Start creating a codebook for your spreadsheets, databases, etc.

For spreadsheets, databases, and other complex data files (for instance SPSS), you need to create a codebook. The codebook adds information that makes your data understandable and usable to other people than yourself. Creation of codebooks can start well in advance of the archiving, but preferably when you have finalized your data to save yourself spending too much time updating the codebook whenever you change the structure of the data file.

Codebooks should be of the following format:

  • For MS Access or MS Excel files, for each table/worksheet in the file, add a table “codebook_[table name]”
  • For SPSS, use the codebook function.
  • For other programs, create a separate MS Excel file called “[database file name]_codebook.xlsx.”

Codebooks should contain the following information:





Name of a variable

Its description

List of possible values, if applicable (only when it is a class variable)

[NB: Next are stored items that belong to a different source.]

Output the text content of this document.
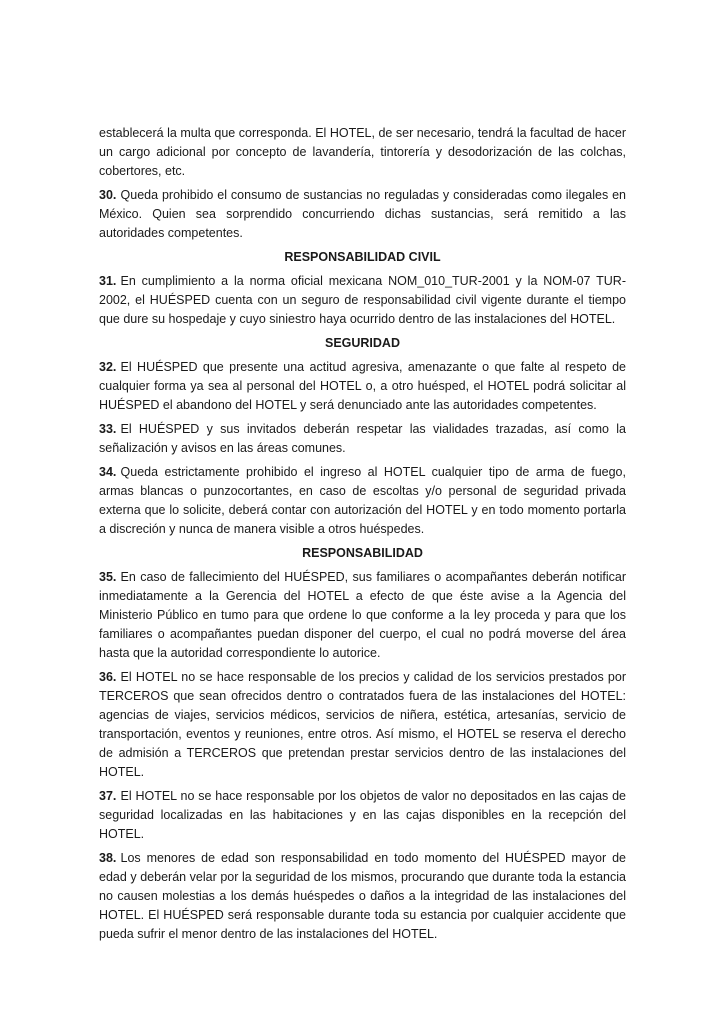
establecerá la multa que corresponda. El HOTEL, de ser necesario, tendrá la facultad de hacer un cargo adicional por concepto de lavandería, tintorería y desodorización de las colchas, cobertores, etc.

30. Queda prohibido el consumo de sustancias no reguladas y consideradas como ilegales en México. Quien sea sorprendido concurriendo dichas sustancias, será remitido a las autoridades competentes.

RESPONSABILIDAD CIVIL

31. En cumplimiento a la norma oficial mexicana NOM_010_TUR-2001 y la NOM-07 TUR-2002, el HUÉSPED cuenta con un seguro de responsabilidad civil vigente durante el tiempo que dure su hospedaje y cuyo siniestro haya ocurrido dentro de las instalaciones del HOTEL.

SEGURIDAD

32. El HUÉSPED que presente una actitud agresiva, amenazante o que falte al respeto de cualquier forma ya sea al personal del HOTEL o, a otro huésped, el HOTEL podrá solicitar al HUÉSPED el abandono del HOTEL y será denunciado ante las autoridades competentes.

33. El HUÉSPED y sus invitados deberán respetar las vialidades trazadas, así como la señalización y avisos en las áreas comunes.

34. Queda estrictamente prohibido el ingreso al HOTEL cualquier tipo de arma de fuego, armas blancas o punzocortantes, en caso de escoltas y/o personal de seguridad privada externa que lo solicite, deberá contar con autorización del HOTEL y en todo momento portarla a discreción y nunca de manera visible a otros huéspedes.

RESPONSABILIDAD

35. En caso de fallecimiento del HUÉSPED, sus familiares o acompañantes deberán notificar inmediatamente a la Gerencia del HOTEL a efecto de que éste avise a la Agencia del Ministerio Público en tumo para que ordene lo que conforme a la ley proceda y para que los familiares o acompañantes puedan disponer del cuerpo, el cual no podrá moverse del área hasta que la autoridad correspondiente lo autorice.

36. El HOTEL no se hace responsable de los precios y calidad de los servicios prestados por TERCEROS que sean ofrecidos dentro o contratados fuera de las instalaciones del HOTEL: agencias de viajes, servicios médicos, servicios de niñera, estética, artesanías, servicio de transportación, eventos y reuniones, entre otros. Así mismo, el HOTEL se reserva el derecho de admisión a TERCEROS que pretendan prestar servicios dentro de las instalaciones del HOTEL.

37. El HOTEL no se hace responsable por los objetos de valor no depositados en las cajas de seguridad localizadas en las habitaciones y en las cajas disponibles en la recepción del HOTEL.

38. Los menores de edad son responsabilidad en todo momento del HUÉSPED mayor de edad y deberán velar por la seguridad de los mismos, procurando que durante toda la estancia no causen molestias a los demás huéspedes o daños a la integridad de las instalaciones del HOTEL. El HUÉSPED será responsable durante toda su estancia por cualquier accidente que pueda sufrir el menor dentro de las instalaciones del HOTEL.
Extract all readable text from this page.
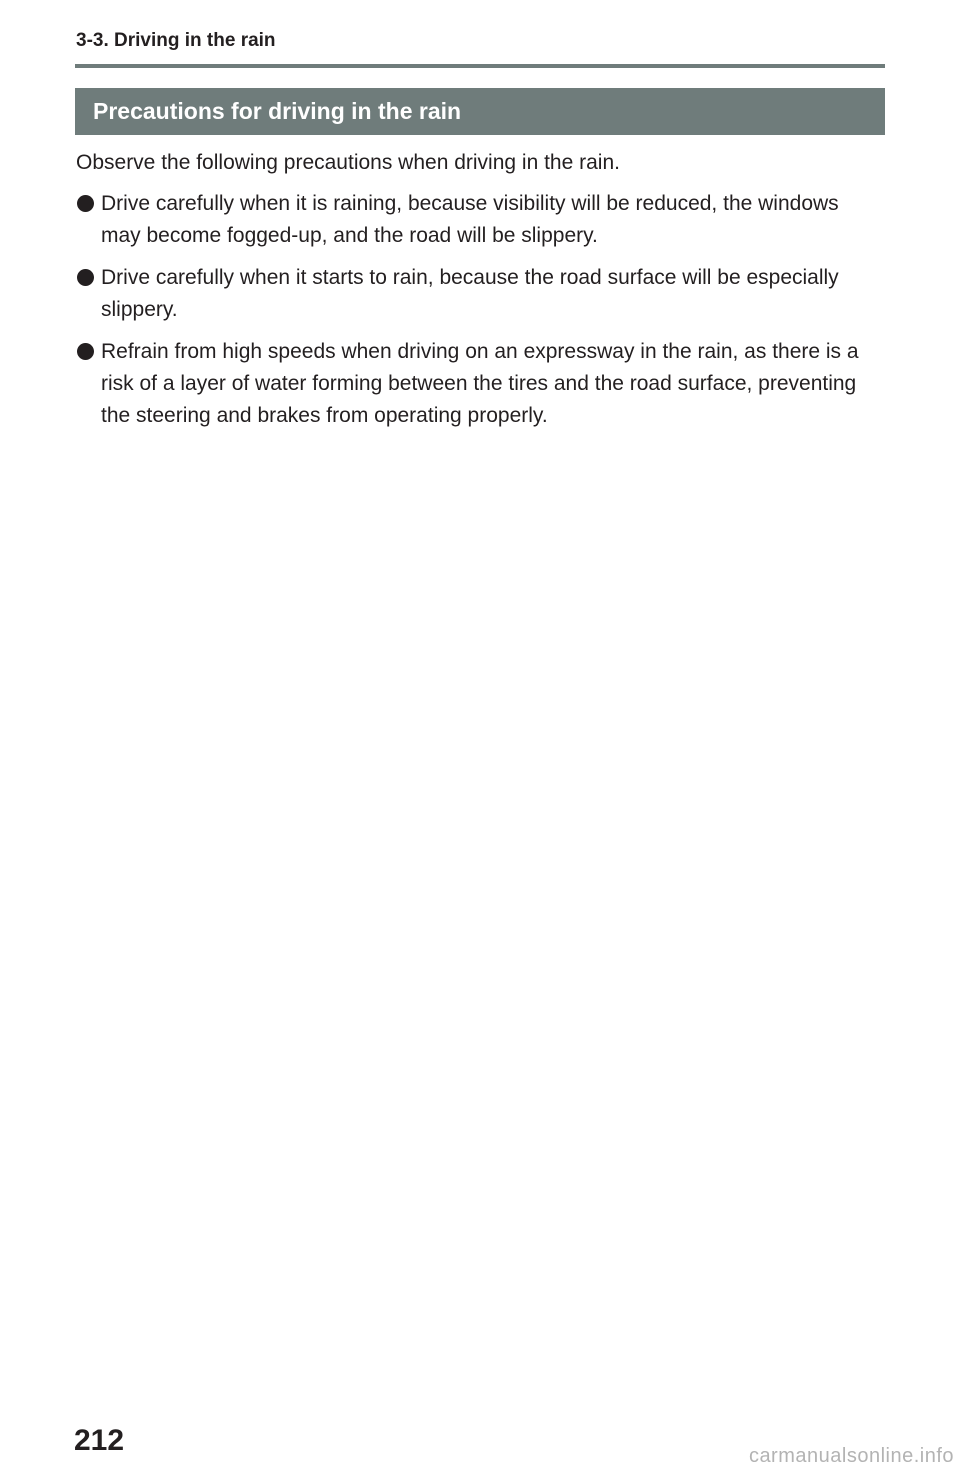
3-3. Driving in the rain
Precautions for driving in the rain
Observe the following precautions when driving in the rain.
Drive carefully when it is raining, because visibility will be reduced, the windows may become fogged-up, and the road will be slippery.
Drive carefully when it starts to rain, because the road surface will be especially slippery.
Refrain from high speeds when driving on an expressway in the rain, as there is a risk of a layer of water forming between the tires and the road surface, preventing the steering and brakes from operating properly.
212	carmanualsonline.info
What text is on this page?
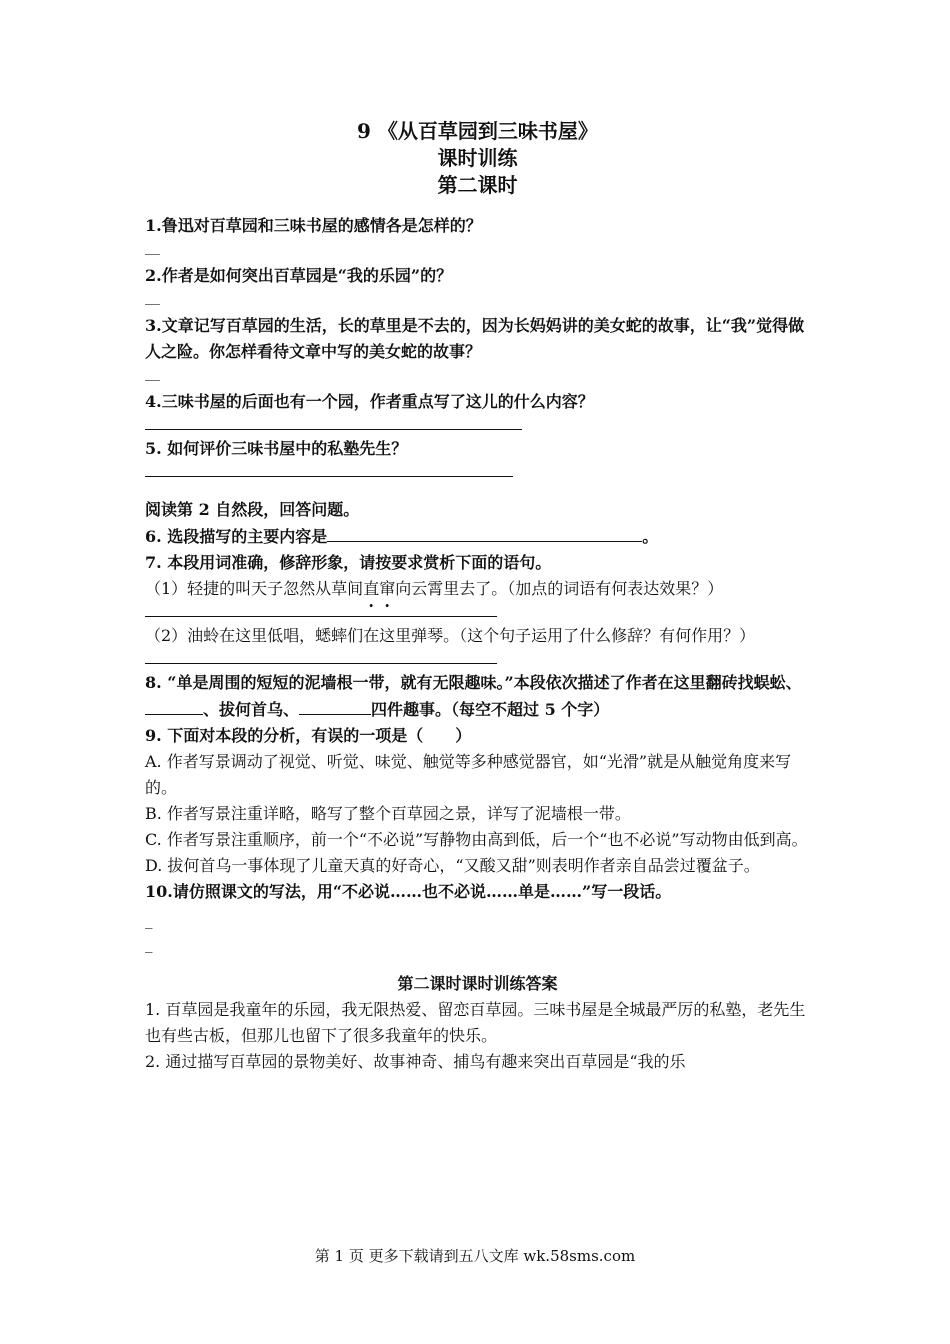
9 《从百草园到三味书屋》
课时训练
第二课时
1.鲁迅对百草园和三味书屋的感情各是怎样的？
__
2.作者是如何突出百草园是“我的乐园”的？
__
3.文章记写百草园的生活，长的草里是不去的，因为长妈妈讲的美女蛇的故事，让“我”觉得做人之险。你怎样看待文章中写的美女蛇的故事？
__
4.三味书屋的后面也有一个园，作者重点写了这儿的什么内容？
5. 如何评价三味书屋中的私塾先生？
阅读第 2 自然段，回答问题。
6. 选段描写的主要内容是	。
7. 本段用词准确，修辞形象，请按要求赏析下面的语句。
（1）轻捷的叫天子忽然从草间直窜向云霄里去了。（加点的词语有何表达效果？）
（2）油蛉在这里低唱，蟋蟀们在这里弹琴。（这个句子运用了什么修辞？有何作用？）
8. “单是周围的短短的泥墙根一带，就有无限趣味。”本段依次描述了作者在这里翻砖找蜈蚣、、拔何首乌、	四件趣事。（每空不超过 5 个字）
9. 下面对本段的分析，有误的一项是（　　）
A. 作者写景调动了视觉、听觉、味觉、触觉等多种感觉器官，如“光滑”就是从触觉角度来写的。
B. 作者写景注重详略，略写了整个百草园之景，详写了泥墙根一带。
C. 作者写景注重顺序，前一个“不必说”写静物由高到低，后一个“也不必说”写动物由低到高。
D. 拔何首乌一事体现了儿童天真的好奇心，“又酸又甜”则表明作者亲自品尝过覆盆子。
10.请仿照课文的写法，用“不必说……也不必说……单是……”写一段话。
_
_
第二课时课时训练答案
1. 百草园是我童年的乐园，我无限热爱、留恋百草园。三味书屋是全城最严厉的私塾，老先生也有些古板，但那儿也留下了很多我童年的快乐。
2. 通过描写百草园的景物美好、故事神奇、捕鸟有趣来突出百草园是“我的乐
第 1 页 更多下载请到五八文库 wk.58sms.com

The scale used, if applicable (only if it is a numeric variable and there is a particular scale)

Intellectual property

It is important to determine whether the data you reuse is subject to intellectual property rights. Generally, research data are free from intellectual property restrictions. However, there are many exceptions, and the actual situation is not always clear. The rightsholder must be asked for permission for the reuse of the dataset.

If you obtained data from another party, first check any licenses, stating what is allowed. If there is no explicit license and you intend to publish data or share them outside the research project, you have to check copyright law and database law.

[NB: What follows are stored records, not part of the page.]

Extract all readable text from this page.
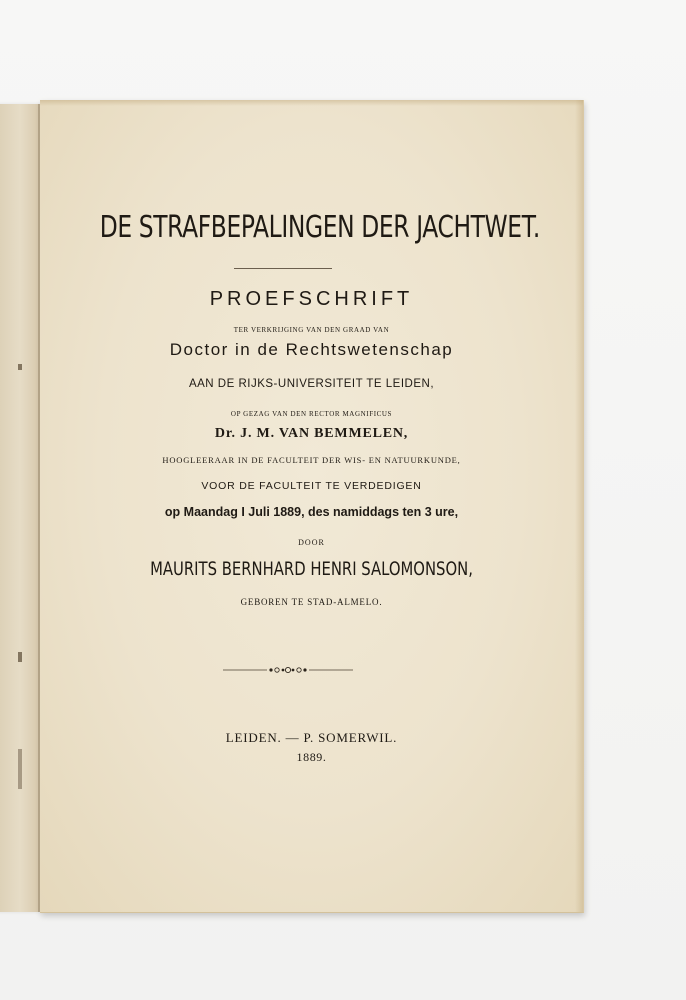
DE STRAFBEPALINGEN DER JACHTWET.
PROEFSCHRIFT
TER VERKRIJGING VAN DEN GRAAD VAN
Doctor in de Rechtswetenschap
AAN DE RIJKS-UNIVERSITEIT TE LEIDEN,
OP GEZAG VAN DEN RECTOR MAGNIFICUS
Dr. J. M. VAN BEMMELEN,
HOOGLEERAAR IN DE FACULTEIT DER WIS- EN NATUURKUNDE,
VOOR DE FACULTEIT TE VERDEDIGEN
op Maandag I Juli 1889, des namiddags ten 3 ure,
DOOR
MAURITS BERNHARD HENRI SALOMONSON,
GEBOREN TE STAD-ALMELO.
LEIDEN. — P. SOMERWIL.
1889.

Legislation is not always straightforward and copyright law and database law can be conflicting. The law is applicable for the country where the data was created, so it can differ among countries, but in the following cases you will probably need to ask for permission:

  • The data possesses its own original character and bears the personal stamp of the author (e.g. creative wording or drawing, subjective choices in processing, specific formatting) AND the reuse does not take the form of a “citation”.
    • Be especially cautious when you reuse photographic material. Photographs are usually subject to copyright because of the artistic choices involved. You should be especially sensitive when photographs come from heritage institutions, even without specific licenses or if you have taken them yourself.
  • The data is a collection of independent materials that have been arranged systematically AND there has been a “substantial investment” in obtaining, verifying, or presenting the materials AND you reuse a “substantial portion” of the said data.

Finally, to stress the obvious: whatever the legal situation, it is a scholarly best practice to inform and cite the source of your data.